As with shales, the source potential of carbonate rocks depends primarily upon the organic facies rather than the mineral matrix. Where the depositional and early diagenetic environment is highly oxygenated, the total-organic-carbon (TOC) content is low. The remaining kerogen is highly oxygenated, with a negligible generative capacity for hydrocarbons, despite a relatively high hydrocarbon/TOC ratio in the immature state. An anoxic depositional early diagenetic environment can result in the deposition of organic-rich, fine-grained carbonate sediments that are excellent potential source rocks.
Excellent oil-prone source rocks, whether with carbonate- or clay-mineral matrices, have many characteristics in common. Both form in anoxic environments, are generally laminated and heterogeneous, have moderate to high TOC, and contain high-quality organic matter (OM). The latter is exemplified by atomic H/C ratios ≥ 1.2 near a vitrinite reflectance of 0.50% Ro. Although they constitute a small percentage of all carbonate rocks, organic-rich, fine-grained carbonate rocks are widespread in both time and space and are the probable source of 30–40% or more of the petroleum reserves of the world.
Gas-prone organic facies are rare in carbonate rocks because they are usually dominated by terrestrial organic matter deposited in a dominantiy clay matrix.
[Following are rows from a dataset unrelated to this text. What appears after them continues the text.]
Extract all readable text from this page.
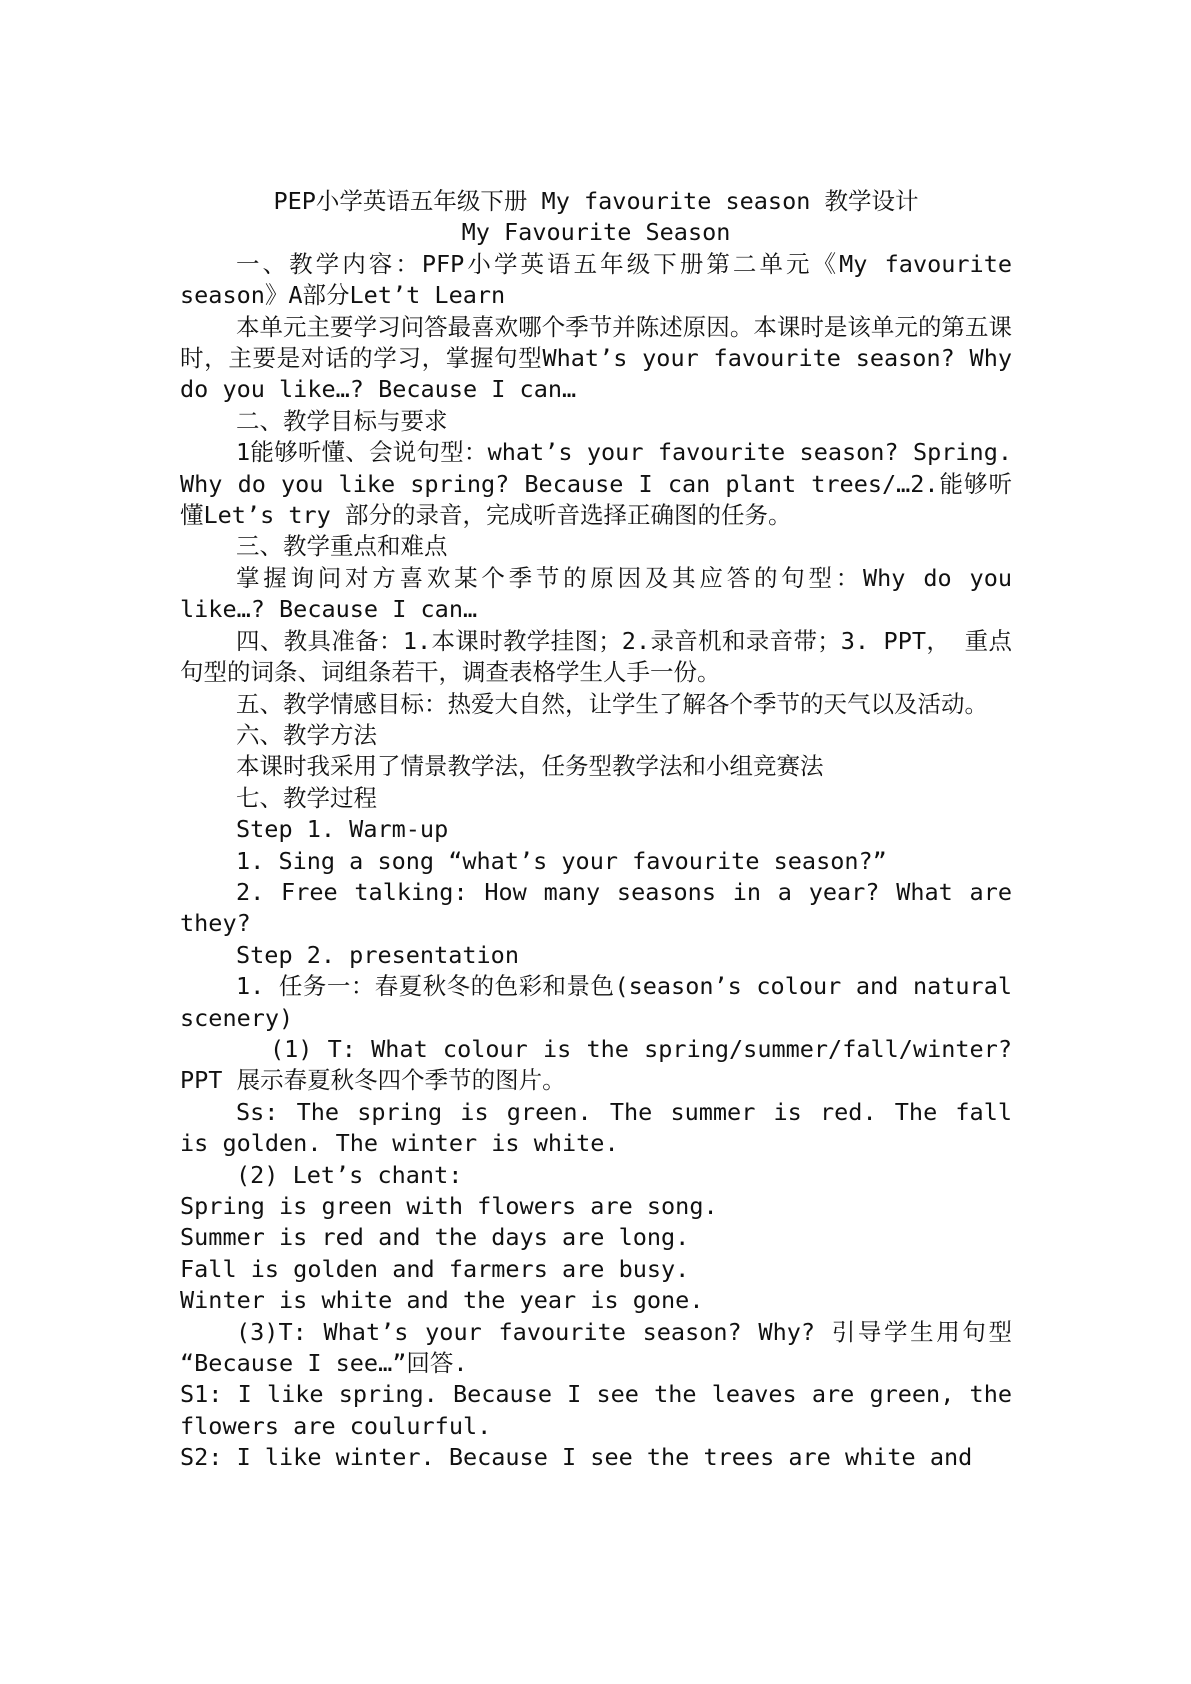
PEP小学英语五年级下册 My favourite season 教学设计
My Favourite Season

一、教学内容：PFP小学英语五年级下册第二单元《My favourite season》A部分Let’t Learn

本单元主要学习问答最喜欢哪个季节并陈述原因。本课时是该单元的第五课时，主要是对话的学习，掌握句型What’s your favourite season? Why do you like…? Because I can…

二、教学目标与要求

1能够听懂、会说句型：what’s your favourite season? Spring. Why do you like spring? Because I can plant trees/…2.能够听懂Let’s try 部分的录音，完成听音选择正确图的任务。

三、教学重点和难点

掌握询问对方喜欢某个季节的原因及其应答的句型：Why do you like…? Because I can…

四、教具准备：1.本课时教学挂图；2.录音机和录音带；3. PPT， 重点句型的词条、词组条若干，调查表格学生人手一份。

五、教学情感目标：热爱大自然，让学生了解各个季节的天气以及活动。

六、教学方法

本课时我采用了情景教学法，任务型教学法和小组竞赛法

七、教学过程

Step 1. Warm-up

1. Sing a song “what’s your favourite season?”

2. Free talking: How many seasons in a year? What are they?

Step 2. presentation

1. 任务一：春夏秋冬的色彩和景色(season’s colour and natural scenery)

(1) T: What colour is the spring/summer/fall/winter? PPT 展示春夏秋冬四个季节的图片。

Ss: The spring is green. The summer is red. The fall is golden. The winter is white.

(2) Let’s chant:

Spring is green with flowers are song.

Summer is red and the days are long.

Fall is golden and farmers are busy.

Winter is white and the year is gone.

(3)T: What’s your favourite season? Why? 引导学生用句型 “Because I see…”回答.

S1: I like spring. Because I see the leaves are green, the flowers are coulurful.

S2: I like winter. Because I see the trees are white and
However, gas-prone organic facies may occur in carbonate rocks as a result of turbidite deposition or by a mixture of kerogen types II and IV. Most carbonate rocks contain nongenerative organic facies, as do most siliceous rocks. Oxygen-rich depositional environments for carbonates are found from sea level (reefs) to the ocean depths (Globigerina ooze).
Despite the basic relationship between organic-rich oil-prone carbonate and shale source rocks, some significant differences exist. Oils derived from carbonate rocks are often richer in cyclic hydrocarbons and sulfur compounds than oils derived from shales, owing to the dearth of terrestrial-plant waxes in the OM and less iron in the pore water. In addition, the generally earlier decrease of porosity and permeability and the greater contrast between the physical properties of the OM and the rock matrix in carbonate source rocks often result in different primary migration characteristics.